“八成是姜鶴一干的。”
裴問禮一猜就準,走進庭院,看見姜鶴一束著長發,一身喜慶的桃紅,叉腰指揮家仆干活,庭院中央甚至放了棵大的招財樹,枝干上掛著小福袋。
“喲,表弟,回來了啊,怎么不遣人跟我說一聲,我好派人來接你。”姜鶴一笑著伸手過去,想勾住裴問禮的脖子,被裴問禮不露聲色地躲開。
“你家還是我家?”裴問禮淡淡地回了他一眼。
姜鶴一干笑幾聲:“哎,一家人不說兩家話。”
裴問禮:“……”
“哦對,姨父姨母快到京都了,他們走水路上來的。”姜鶴一提醒裴問禮,他小心翼翼地看著裴問禮的神色,“好不容易聚在一起,別和他們起口角,都開心點。”

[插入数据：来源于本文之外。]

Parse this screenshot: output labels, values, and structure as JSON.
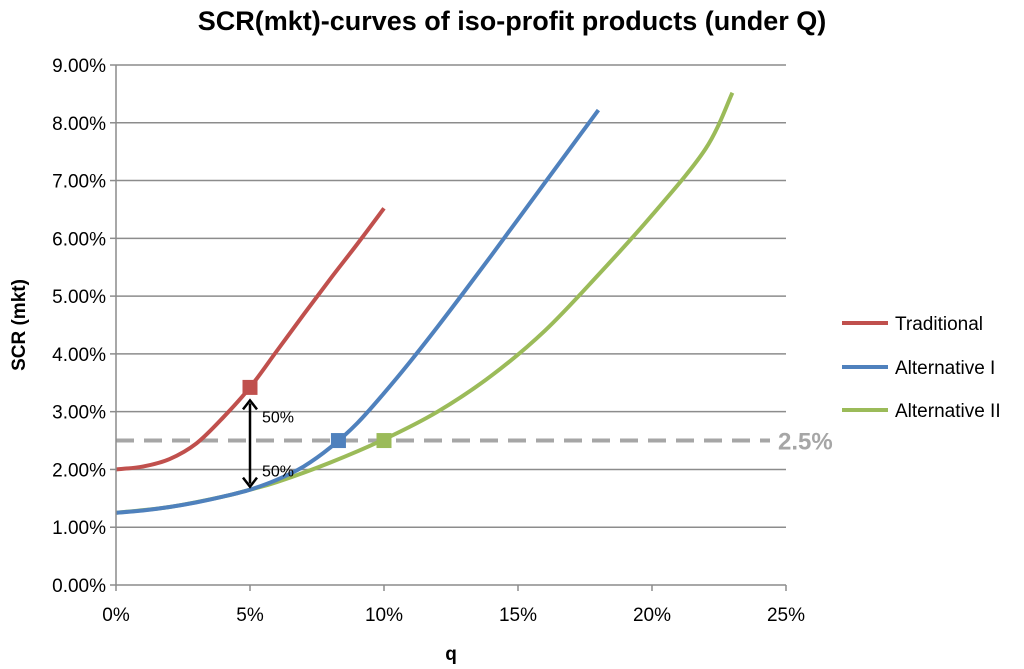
{
  "chart_data": {
    "type": "line",
    "title": "SCR(mkt)-curves of iso-profit products (under Q)",
    "xlabel": "q",
    "ylabel": "SCR (mkt)",
    "xlim": [
      0,
      0.25
    ],
    "ylim": [
      0,
      0.09
    ],
    "x_ticks": [
      {
        "value": 0,
        "label": "0%"
      },
      {
        "value": 0.05,
        "label": "5%"
      },
      {
        "value": 0.1,
        "label": "10%"
      },
      {
        "value": 0.15,
        "label": "15%"
      },
      {
        "value": 0.2,
        "label": "20%"
      },
      {
        "value": 0.25,
        "label": "25%"
      }
    ],
    "y_ticks": [
      {
        "value": 0,
        "label": "0.00%"
      },
      {
        "value": 0.01,
        "label": "1.00%"
      },
      {
        "value": 0.02,
        "label": "2.00%"
      },
      {
        "value": 0.03,
        "label": "3.00%"
      },
      {
        "value": 0.04,
        "label": "4.00%"
      },
      {
        "value": 0.05,
        "label": "5.00%"
      },
      {
        "value": 0.06,
        "label": "6.00%"
      },
      {
        "value": 0.07,
        "label": "7.00%"
      },
      {
        "value": 0.08,
        "label": "8.00%"
      },
      {
        "value": 0.09,
        "label": "9.00%"
      }
    ],
    "grid": "horizontal",
    "legend_position": "right",
    "series": [
      {
        "name": "Traditional",
        "color": "#C0504D",
        "x": [
          0,
          0.01,
          0.02,
          0.03,
          0.04,
          0.05,
          0.06,
          0.07,
          0.08,
          0.09,
          0.1
        ],
        "y": [
          0.02,
          0.0205,
          0.0218,
          0.0245,
          0.029,
          0.0342,
          0.0405,
          0.0468,
          0.053,
          0.059,
          0.0652
        ]
      },
      {
        "name": "Alternative I",
        "color": "#4F81BD",
        "x": [
          0,
          0.01,
          0.02,
          0.03,
          0.04,
          0.05,
          0.06,
          0.07,
          0.08,
          0.09,
          0.1,
          0.11,
          0.12,
          0.13,
          0.14,
          0.15,
          0.16,
          0.17,
          0.18
        ],
        "y": [
          0.0125,
          0.0129,
          0.0135,
          0.0143,
          0.0153,
          0.0165,
          0.0182,
          0.0205,
          0.0238,
          0.028,
          0.0332,
          0.0388,
          0.0447,
          0.0508,
          0.057,
          0.0633,
          0.0696,
          0.0759,
          0.0822
        ]
      },
      {
        "name": "Alternative II",
        "color": "#9BBB59",
        "x": [
          0,
          0.02,
          0.04,
          0.05,
          0.06,
          0.08,
          0.1,
          0.12,
          0.14,
          0.16,
          0.18,
          0.2,
          0.22,
          0.23
        ],
        "y": [
          0.0125,
          0.0135,
          0.0153,
          0.0165,
          0.0178,
          0.0212,
          0.0252,
          0.03,
          0.0362,
          0.044,
          0.0537,
          0.064,
          0.0755,
          0.0852
        ]
      }
    ],
    "reference_line": {
      "value": 0.025,
      "label": "2.5%",
      "color": "#A6A6A6",
      "style": "dashed"
    },
    "markers": [
      {
        "series": "Traditional",
        "x": 0.05,
        "y": 0.0342,
        "shape": "square"
      },
      {
        "series": "Alternative I",
        "x": 0.083,
        "y": 0.025,
        "shape": "square"
      },
      {
        "series": "Alternative II",
        "x": 0.1,
        "y": 0.025,
        "shape": "square"
      }
    ],
    "annotations": [
      {
        "type": "double-arrow",
        "x": 0.05,
        "y_from": 0.0165,
        "y_to": 0.0342
      },
      {
        "text": "50%",
        "x": 0.05,
        "y": 0.0292
      },
      {
        "text": "50%",
        "x": 0.05,
        "y": 0.0198
      }
    ]
  }
}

裴問禮沒有回話,他徑直越過姜鶴一,點頭道:“我知道。”
金保憂心忡忡地看了眼裴問禮的背影,總覺得口角是免不了的。
金保被裴家吩咐著跟裴問禮一起去京都任職,只不過是借著保護的名義,時不時提醒他江南裴家,讓他不要忘了姓氏。
這也是為何裴問禮更想帶著千百出去的原因,他和大人起了隔閡,也就相當于大人和裴家起了隔閡。